Luego se rehicieron, aunque todavía no entendían de dónde llegaban los disparos, y se dedicaron a disparar a la altura de un hombre hacia las embocaduras de la rue de Grenelle y la rue du Four, tanto que tuve que retroceder temiendo que los disparos embocaran también la rue du Vieux Colombier. Luego alguien se dio cuenta de que los enemigos disparaban desde arriba y empezó un intercambio de tiros entre el cruce y las ventanas de las casas, sólo que los gubernamentales veían bien a quién disparaban y tiraban al montón, mientras que los comuneros todavía no entendían cuáles eran las ventanas a las que había que apuntar. En breve, fue una matanza fácil, mientras desde el cruce se gritaba a la traición. Y es que siempre pasa lo mismo, cuando fracasas en algo, buscas siempre alguien a quien acusar de tu incapacidad. Pero qué traición, me decía, es que no sabéis cómo se combate, pues anda que hacer la revolución…

Por fin, alguien localizó la casa ocupada por los gubernamentales y los supervivientes intentaron desfondar la puerta. Me imagino que los brassardiers a esas alturas habrían bajado ya a los subterráneos y los comuneros encontrarían la casa vacía, pero decidí no quedarme allí a esperar los acontecimientos. Como supe más tarde, los gubernamentales estaban llegando de verdad desde la rue du Cherche-Midi, y muy numerosos, de modo que los últimos defensores de la Croix-Rouge serían desarticulados.

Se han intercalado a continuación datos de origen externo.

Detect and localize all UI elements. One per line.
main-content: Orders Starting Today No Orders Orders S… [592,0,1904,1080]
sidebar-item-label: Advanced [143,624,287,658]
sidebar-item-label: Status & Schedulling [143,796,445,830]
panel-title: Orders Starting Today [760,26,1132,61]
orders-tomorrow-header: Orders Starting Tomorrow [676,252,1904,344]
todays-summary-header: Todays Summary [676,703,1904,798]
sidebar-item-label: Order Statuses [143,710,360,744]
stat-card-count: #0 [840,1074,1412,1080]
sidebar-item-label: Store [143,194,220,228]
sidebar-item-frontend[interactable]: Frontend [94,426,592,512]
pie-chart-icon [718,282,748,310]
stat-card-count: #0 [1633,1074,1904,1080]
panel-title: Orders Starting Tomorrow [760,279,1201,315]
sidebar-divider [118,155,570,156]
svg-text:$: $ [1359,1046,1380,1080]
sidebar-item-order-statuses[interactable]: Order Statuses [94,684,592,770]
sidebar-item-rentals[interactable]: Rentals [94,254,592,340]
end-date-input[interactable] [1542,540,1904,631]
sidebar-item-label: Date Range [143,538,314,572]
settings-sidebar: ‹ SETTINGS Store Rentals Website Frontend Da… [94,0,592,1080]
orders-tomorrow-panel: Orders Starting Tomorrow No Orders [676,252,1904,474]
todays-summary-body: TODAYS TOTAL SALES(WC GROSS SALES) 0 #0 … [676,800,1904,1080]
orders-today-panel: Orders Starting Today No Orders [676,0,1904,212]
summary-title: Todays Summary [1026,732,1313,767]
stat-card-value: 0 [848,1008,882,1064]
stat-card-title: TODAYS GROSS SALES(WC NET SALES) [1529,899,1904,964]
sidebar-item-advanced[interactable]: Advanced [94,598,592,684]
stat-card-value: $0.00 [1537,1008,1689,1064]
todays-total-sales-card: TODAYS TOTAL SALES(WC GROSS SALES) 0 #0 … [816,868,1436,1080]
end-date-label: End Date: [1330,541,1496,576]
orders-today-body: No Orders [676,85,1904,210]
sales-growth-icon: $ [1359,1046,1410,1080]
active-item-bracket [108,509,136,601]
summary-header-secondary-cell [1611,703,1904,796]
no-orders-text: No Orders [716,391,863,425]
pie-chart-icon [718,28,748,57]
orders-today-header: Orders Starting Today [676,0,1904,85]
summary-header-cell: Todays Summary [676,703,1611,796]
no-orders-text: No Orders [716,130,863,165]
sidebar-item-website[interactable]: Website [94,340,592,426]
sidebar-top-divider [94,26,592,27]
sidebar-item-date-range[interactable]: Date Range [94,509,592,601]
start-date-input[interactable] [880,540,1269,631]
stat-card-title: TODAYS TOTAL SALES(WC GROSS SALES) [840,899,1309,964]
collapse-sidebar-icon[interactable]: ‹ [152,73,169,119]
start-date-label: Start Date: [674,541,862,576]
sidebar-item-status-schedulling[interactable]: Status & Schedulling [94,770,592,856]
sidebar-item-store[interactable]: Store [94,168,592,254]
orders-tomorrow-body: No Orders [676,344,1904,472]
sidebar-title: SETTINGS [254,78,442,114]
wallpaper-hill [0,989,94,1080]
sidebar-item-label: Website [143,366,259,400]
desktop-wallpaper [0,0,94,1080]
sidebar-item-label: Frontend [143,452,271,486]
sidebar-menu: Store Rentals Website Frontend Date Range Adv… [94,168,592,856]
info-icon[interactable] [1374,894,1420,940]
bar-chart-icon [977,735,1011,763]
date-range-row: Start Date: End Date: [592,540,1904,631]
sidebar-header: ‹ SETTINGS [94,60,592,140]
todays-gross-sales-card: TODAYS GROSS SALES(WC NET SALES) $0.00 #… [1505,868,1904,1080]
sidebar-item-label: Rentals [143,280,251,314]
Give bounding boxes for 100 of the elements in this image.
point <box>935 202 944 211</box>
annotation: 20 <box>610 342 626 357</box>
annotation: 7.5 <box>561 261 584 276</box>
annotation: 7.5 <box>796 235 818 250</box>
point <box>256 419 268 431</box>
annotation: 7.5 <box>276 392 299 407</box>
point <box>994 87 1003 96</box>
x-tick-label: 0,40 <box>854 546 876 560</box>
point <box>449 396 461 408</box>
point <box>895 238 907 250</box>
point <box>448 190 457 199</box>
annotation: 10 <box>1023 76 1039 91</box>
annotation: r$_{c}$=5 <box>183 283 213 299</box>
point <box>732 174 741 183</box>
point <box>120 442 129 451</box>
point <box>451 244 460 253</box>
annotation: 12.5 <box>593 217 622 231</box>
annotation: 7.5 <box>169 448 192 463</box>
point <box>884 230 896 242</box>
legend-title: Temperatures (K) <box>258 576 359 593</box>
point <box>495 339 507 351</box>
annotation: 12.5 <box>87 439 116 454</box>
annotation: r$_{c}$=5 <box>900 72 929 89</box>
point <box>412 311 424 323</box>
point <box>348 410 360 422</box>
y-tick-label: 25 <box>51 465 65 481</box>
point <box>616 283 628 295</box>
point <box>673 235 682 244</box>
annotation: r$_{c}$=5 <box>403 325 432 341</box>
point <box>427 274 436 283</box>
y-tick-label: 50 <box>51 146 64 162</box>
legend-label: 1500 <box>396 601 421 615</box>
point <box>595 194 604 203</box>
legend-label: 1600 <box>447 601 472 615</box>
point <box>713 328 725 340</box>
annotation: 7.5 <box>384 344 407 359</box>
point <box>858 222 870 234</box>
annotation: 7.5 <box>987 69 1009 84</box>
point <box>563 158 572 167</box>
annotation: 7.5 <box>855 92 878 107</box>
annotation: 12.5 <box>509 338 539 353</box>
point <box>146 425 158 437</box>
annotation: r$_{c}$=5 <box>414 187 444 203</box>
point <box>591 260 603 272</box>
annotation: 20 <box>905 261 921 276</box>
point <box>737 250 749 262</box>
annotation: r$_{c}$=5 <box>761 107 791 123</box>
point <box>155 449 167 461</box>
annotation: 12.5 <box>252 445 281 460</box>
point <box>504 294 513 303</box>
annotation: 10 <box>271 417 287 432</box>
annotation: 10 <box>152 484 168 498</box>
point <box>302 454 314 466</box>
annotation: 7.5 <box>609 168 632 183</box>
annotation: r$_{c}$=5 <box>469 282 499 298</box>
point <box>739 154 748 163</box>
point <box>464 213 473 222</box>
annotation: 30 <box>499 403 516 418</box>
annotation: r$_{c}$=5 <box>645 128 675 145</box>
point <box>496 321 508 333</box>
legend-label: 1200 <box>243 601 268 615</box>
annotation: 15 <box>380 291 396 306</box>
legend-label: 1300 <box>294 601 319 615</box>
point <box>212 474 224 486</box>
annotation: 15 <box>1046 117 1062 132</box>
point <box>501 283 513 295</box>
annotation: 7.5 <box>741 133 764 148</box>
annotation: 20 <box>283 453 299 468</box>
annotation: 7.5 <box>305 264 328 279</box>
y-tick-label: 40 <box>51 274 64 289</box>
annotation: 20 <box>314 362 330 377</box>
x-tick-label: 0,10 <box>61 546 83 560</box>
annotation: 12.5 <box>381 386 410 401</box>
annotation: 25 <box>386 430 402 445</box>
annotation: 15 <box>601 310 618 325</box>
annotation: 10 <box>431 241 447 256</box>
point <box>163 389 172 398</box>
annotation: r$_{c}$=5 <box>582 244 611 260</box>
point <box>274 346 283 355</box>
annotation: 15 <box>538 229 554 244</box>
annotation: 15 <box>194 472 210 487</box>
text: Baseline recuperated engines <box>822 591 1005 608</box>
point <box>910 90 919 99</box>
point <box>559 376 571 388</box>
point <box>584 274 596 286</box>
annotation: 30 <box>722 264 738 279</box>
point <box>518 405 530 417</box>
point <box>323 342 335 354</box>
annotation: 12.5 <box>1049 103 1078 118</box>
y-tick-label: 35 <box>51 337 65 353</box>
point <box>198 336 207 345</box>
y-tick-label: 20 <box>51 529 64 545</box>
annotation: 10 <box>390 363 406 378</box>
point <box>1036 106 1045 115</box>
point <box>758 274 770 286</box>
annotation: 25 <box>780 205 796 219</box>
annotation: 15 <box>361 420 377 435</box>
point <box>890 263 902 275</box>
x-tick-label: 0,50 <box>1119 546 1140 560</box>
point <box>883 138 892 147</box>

Llegué a mi impasse por callejuelas secundarias evitando las direcciones desde las que oía estallidos de fusiles. A lo largo de las paredes veía pasquines recién pegados donde el Comité de Salud Pública exhortaba a los ciudadanos a la última defensa («Aux barricades! L’ennemi est dans nos murs. Pas d’hésitations!»).

En una brasserie de la place Maubert me dieron las últimas noticias: setecientos comuneros habían sido fusilados en la rue Saint-Jacques; el polvorín del Luxemburgo había saltado por los aires; en venganza, los comuneros sacaron de la cárcel de la Roquette a algunos rehenes, entre ellos al arzobispo de París, y los mandaron al paredón. Fusilar al arzobispo marcaba un punto de no retorno. Para que las cosas volvieran a la normalidad era necesario que el baño de sangre fuera completo.

Mientras me contaban estos acontecimientos, entraron algunas mujeres recibidas con gritos de júbilo por los demás clientes. ¡Eran les femmes que volvían a su brasserie! Los gubernamentales habían traído de vuelta con ellos desde Versalles a las putas proscritas por la Comuna y empezaban a dejar que circularan de nuevo por la ciudad, en señal de que todo estaba volviendo a la normalidad.

No podía quedarme en medio de aquella gentuza. Estaban malogrando lo único bueno que había hecho la Comuna.

La Comuna se apagó los días siguientes, con un último cuerpo a cuerpo al arma blanca en el cementerio del Père-Lachaise. Ciento cuarenta y siete supervivientes, se decía, fueron capturados y ajusticiados en el lugar.

Así aprendieron a no meter las narices en asuntos que no les concernían.